Chapter 10 of our textbook discusses one of the most famous psychological experiments of all time, conducted by Dr. Philip Zimbardo and his colleagues at Stanford University. To read more of the details of this experiment, visit http://www.prisonexp.org. After reading about the experiment and exploring the website, answer the following:
1. Was it ethical to do the prison study in the way that Zimbardo conducted it? Why or why not? Explain your position substantively.
In responding to the above, keep in mind that morals and ethics aren’t the same thing. Morals are right vs. wrong behavior internal compasses that guide personal life decisions and are grounded in family beliefs, faith traditions, etc. Ethics are standards of behavior established by a professional organization, such as the American Psychological Association.

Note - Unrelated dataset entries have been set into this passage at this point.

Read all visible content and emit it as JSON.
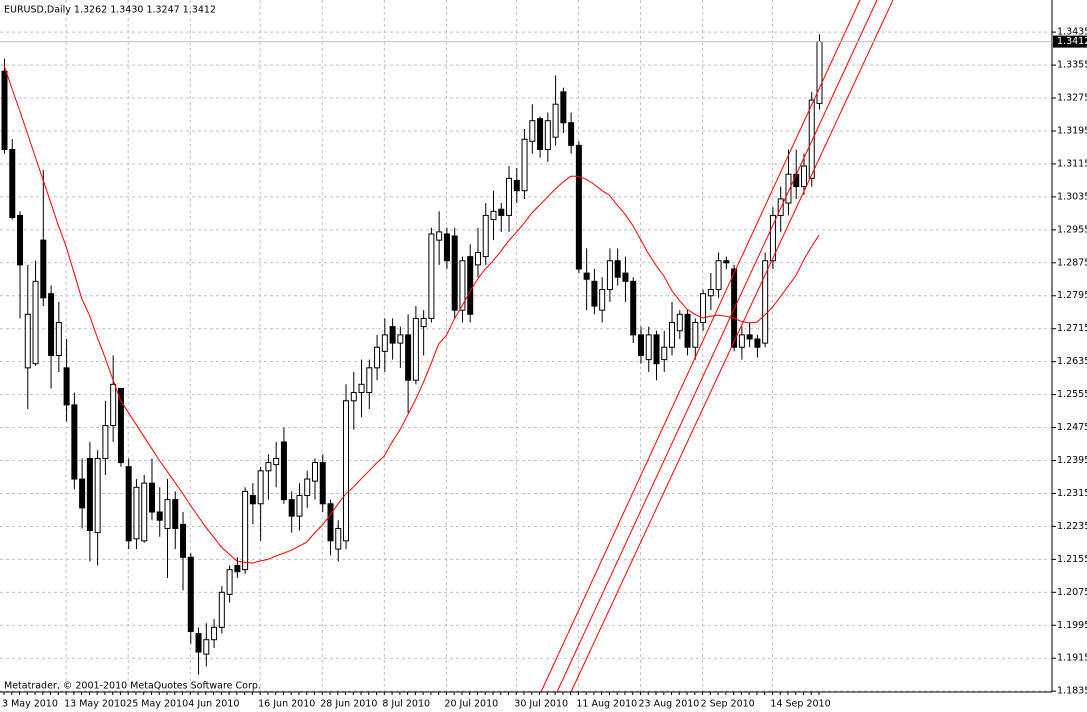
{
  "chart_data": {
    "type": "candlestick",
    "title": "EURUSD,Daily  1.3262 1.3430 1.3247 1.3412",
    "footer": "Metatrader, © 2001-2010 MetaQuotes Software Corp.",
    "categories": [
      "3 May 2010",
      null,
      null,
      null,
      null,
      null,
      null,
      null,
      "13 May 2010",
      null,
      null,
      null,
      null,
      null,
      null,
      null,
      "25 May 2010",
      null,
      null,
      null,
      null,
      null,
      null,
      null,
      "4 Jun 2010",
      null,
      null,
      null,
      null,
      null,
      null,
      null,
      null,
      "16 Jun 2010",
      null,
      null,
      null,
      null,
      null,
      null,
      null,
      "28 Jun 2010",
      null,
      null,
      null,
      null,
      null,
      null,
      null,
      "8 Jul 2010",
      null,
      null,
      null,
      null,
      null,
      null,
      null,
      "20 Jul 2010",
      null,
      null,
      null,
      null,
      null,
      null,
      null,
      null,
      "30 Jul 2010",
      null,
      null,
      null,
      null,
      null,
      null,
      null,
      "11 Aug 2010",
      null,
      null,
      null,
      null,
      null,
      null,
      null,
      "23 Aug 2010",
      null,
      null,
      null,
      null,
      null,
      null,
      null,
      "2 Sep 2010",
      null,
      null,
      null,
      null,
      null,
      null,
      null,
      null,
      "14 Sep 2010",
      null,
      null,
      null,
      null,
      null,
      null
    ],
    "open": [
      1.334,
      1.315,
      1.299,
      1.262,
      1.263,
      1.293,
      1.28,
      1.265,
      1.262,
      1.253,
      1.235,
      1.24,
      1.222,
      1.24,
      1.248,
      1.257,
      1.238,
      1.2205,
      1.22,
      1.234,
      1.227,
      1.223,
      1.23,
      1.224,
      1.216,
      1.1975,
      1.1925,
      1.196,
      1.199,
      1.207,
      1.214,
      1.213,
      1.231,
      1.229,
      1.237,
      1.2385,
      1.244,
      1.23,
      1.226,
      1.231,
      1.2345,
      1.239,
      1.229,
      1.218,
      1.22,
      1.254,
      1.256,
      1.256,
      1.262,
      1.266,
      1.272,
      1.268,
      1.27,
      1.259,
      1.272,
      1.274,
      1.293,
      1.2945,
      1.294,
      1.276,
      1.289,
      1.287,
      1.289,
      1.298,
      1.3005,
      1.299,
      1.3075,
      1.305,
      1.317,
      1.3225,
      1.315,
      1.318,
      1.329,
      1.3215,
      1.316,
      1.285,
      1.283,
      1.276,
      1.281,
      1.288,
      1.285,
      1.283,
      1.27,
      1.264,
      1.27,
      1.264,
      1.267,
      1.271,
      1.275,
      1.267,
      1.273,
      1.2795,
      1.281,
      1.288,
      1.286,
      1.267,
      1.27,
      1.269,
      1.268,
      1.288,
      1.299,
      1.302,
      1.309,
      1.306,
      1.308,
      1.3262
    ],
    "high": [
      1.337,
      1.3175,
      1.3,
      1.287,
      1.288,
      1.31,
      1.282,
      1.278,
      1.269,
      1.256,
      1.24,
      1.244,
      1.242,
      1.254,
      1.265,
      1.257,
      1.24,
      1.235,
      1.236,
      1.24,
      1.233,
      1.235,
      1.232,
      1.227,
      1.217,
      1.199,
      1.2,
      1.201,
      1.209,
      1.214,
      1.216,
      1.233,
      1.234,
      1.238,
      1.241,
      1.244,
      1.2475,
      1.232,
      1.234,
      1.237,
      1.24,
      1.241,
      1.23,
      1.225,
      1.258,
      1.261,
      1.264,
      1.264,
      1.27,
      1.274,
      1.274,
      1.272,
      1.275,
      1.277,
      1.276,
      1.296,
      1.3,
      1.296,
      1.296,
      1.289,
      1.292,
      1.296,
      1.302,
      1.305,
      1.302,
      1.311,
      1.3105,
      1.32,
      1.326,
      1.323,
      1.324,
      1.333,
      1.33,
      1.324,
      1.317,
      1.291,
      1.286,
      1.284,
      1.291,
      1.291,
      1.289,
      1.284,
      1.272,
      1.272,
      1.271,
      1.271,
      1.278,
      1.276,
      1.276,
      1.274,
      1.281,
      1.285,
      1.29,
      1.289,
      1.287,
      1.272,
      1.273,
      1.27,
      1.29,
      1.301,
      1.306,
      1.315,
      1.315,
      1.314,
      1.329,
      1.343
    ],
    "low": [
      1.314,
      1.298,
      1.274,
      1.252,
      1.2625,
      1.277,
      1.257,
      1.261,
      1.249,
      1.2325,
      1.223,
      1.215,
      1.214,
      1.236,
      1.244,
      1.238,
      1.218,
      1.218,
      1.2195,
      1.225,
      1.221,
      1.211,
      1.218,
      1.208,
      1.195,
      1.1875,
      1.1895,
      1.194,
      1.1975,
      1.205,
      1.211,
      1.212,
      1.224,
      1.22,
      1.23,
      1.233,
      1.229,
      1.222,
      1.2225,
      1.228,
      1.23,
      1.227,
      1.2165,
      1.215,
      1.218,
      1.247,
      1.25,
      1.252,
      1.259,
      1.261,
      1.264,
      1.262,
      1.251,
      1.258,
      1.265,
      1.273,
      1.287,
      1.286,
      1.274,
      1.273,
      1.273,
      1.284,
      1.287,
      1.293,
      1.295,
      1.295,
      1.302,
      1.303,
      1.314,
      1.313,
      1.312,
      1.316,
      1.319,
      1.314,
      1.285,
      1.276,
      1.275,
      1.273,
      1.278,
      1.282,
      1.278,
      1.268,
      1.263,
      1.261,
      1.259,
      1.261,
      1.265,
      1.269,
      1.265,
      1.264,
      1.271,
      1.276,
      1.279,
      1.286,
      1.266,
      1.264,
      1.267,
      1.2645,
      1.267,
      1.286,
      1.295,
      1.299,
      1.303,
      1.304,
      1.306,
      1.3247
    ],
    "close": [
      1.315,
      1.2985,
      1.287,
      1.275,
      1.283,
      1.279,
      1.265,
      1.273,
      1.253,
      1.235,
      1.228,
      1.2225,
      1.24,
      1.248,
      1.258,
      1.239,
      1.22,
      1.233,
      1.234,
      1.227,
      1.225,
      1.23,
      1.223,
      1.216,
      1.198,
      1.193,
      1.196,
      1.199,
      1.2075,
      1.213,
      1.2125,
      1.232,
      1.229,
      1.237,
      1.239,
      1.24,
      1.23,
      1.226,
      1.231,
      1.235,
      1.239,
      1.229,
      1.22,
      1.223,
      1.254,
      1.256,
      1.258,
      1.262,
      1.267,
      1.27,
      1.268,
      1.27,
      1.259,
      1.274,
      1.274,
      1.2945,
      1.295,
      1.288,
      1.276,
      1.288,
      1.275,
      1.29,
      1.299,
      1.3,
      1.299,
      1.308,
      1.305,
      1.3175,
      1.322,
      1.315,
      1.322,
      1.326,
      1.3215,
      1.316,
      1.286,
      1.2835,
      1.277,
      1.281,
      1.288,
      1.284,
      1.283,
      1.27,
      1.265,
      1.27,
      1.263,
      1.267,
      1.273,
      1.275,
      1.267,
      1.273,
      1.28,
      1.281,
      1.288,
      1.2875,
      1.267,
      1.27,
      1.269,
      1.267,
      1.288,
      1.299,
      1.303,
      1.309,
      1.306,
      1.311,
      1.327,
      1.3412
    ],
    "ma": [
      1.3355,
      1.3299,
      1.3246,
      1.319,
      1.3134,
      1.3078,
      1.3022,
      1.2966,
      1.2915,
      1.2852,
      1.2789,
      1.2748,
      1.2695,
      1.2646,
      1.2593,
      1.2542,
      1.2512,
      1.2483,
      1.2454,
      1.2425,
      1.2396,
      1.2369,
      1.2342,
      1.2316,
      1.2287,
      1.226,
      1.2233,
      1.2209,
      1.2185,
      1.2168,
      1.2151,
      1.2148,
      1.2146,
      1.2151,
      1.2155,
      1.2163,
      1.217,
      1.2177,
      1.2187,
      1.2197,
      1.2219,
      1.2238,
      1.2262,
      1.2289,
      1.2313,
      1.233,
      1.235,
      1.2369,
      1.2389,
      1.2406,
      1.244,
      1.2469,
      1.2505,
      1.2542,
      1.2583,
      1.2629,
      1.2678,
      1.2699,
      1.2738,
      1.277,
      1.2804,
      1.2835,
      1.286,
      1.2879,
      1.2903,
      1.2928,
      1.2949,
      1.2971,
      1.2996,
      1.3015,
      1.3034,
      1.3054,
      1.3071,
      1.3085,
      1.3085,
      1.3078,
      1.3066,
      1.3051,
      1.3039,
      1.3015,
      1.2993,
      1.2966,
      1.2932,
      1.2898,
      1.2869,
      1.2843,
      1.2809,
      1.2784,
      1.2762,
      1.275,
      1.2741,
      1.2745,
      1.2748,
      1.2745,
      1.2741,
      1.2733,
      1.2729,
      1.2731,
      1.2748,
      1.2767,
      1.2792,
      1.2818,
      1.2843,
      1.2881,
      1.2913,
      1.2942
    ],
    "ma_color": "#ff0000",
    "up_color": "#ffffff",
    "down_color": "#000000",
    "bid": 1.3412,
    "ylim": [
      1.1833,
      1.3513
    ],
    "yticks": [
      1.3435,
      1.3355,
      1.3275,
      1.3195,
      1.3115,
      1.3035,
      1.2955,
      1.2875,
      1.2795,
      1.2715,
      1.2635,
      1.2555,
      1.2475,
      1.2395,
      1.2315,
      1.2235,
      1.2155,
      1.2075,
      1.1995,
      1.1915,
      1.1835
    ],
    "grid": true
  }
}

You may have very strong feelings about whether the Zimbardo study was moral, but here we are discussing ethics.
2. How do the social psychology concepts of conformity and the power of the social situation that we are studying this week relate to what happened during the brief period of time that the prison study ran. Where in the description of how the study unfolded did we see evidence of these concepts?
Ground your answer to the questions in #2 in our assigned readings for this week and think social psychology. For example, the guards were given power over the prisoners and having power may affect others’ obedience to one’s rules, but one can affect obedience one-on-one as we see in the Milgram study. What we mean when we say “the power of the social situation” is the impact that being with others in a group setting, whether public or private, has on people’s behavior, such as the degree to which they conform to perceived norms).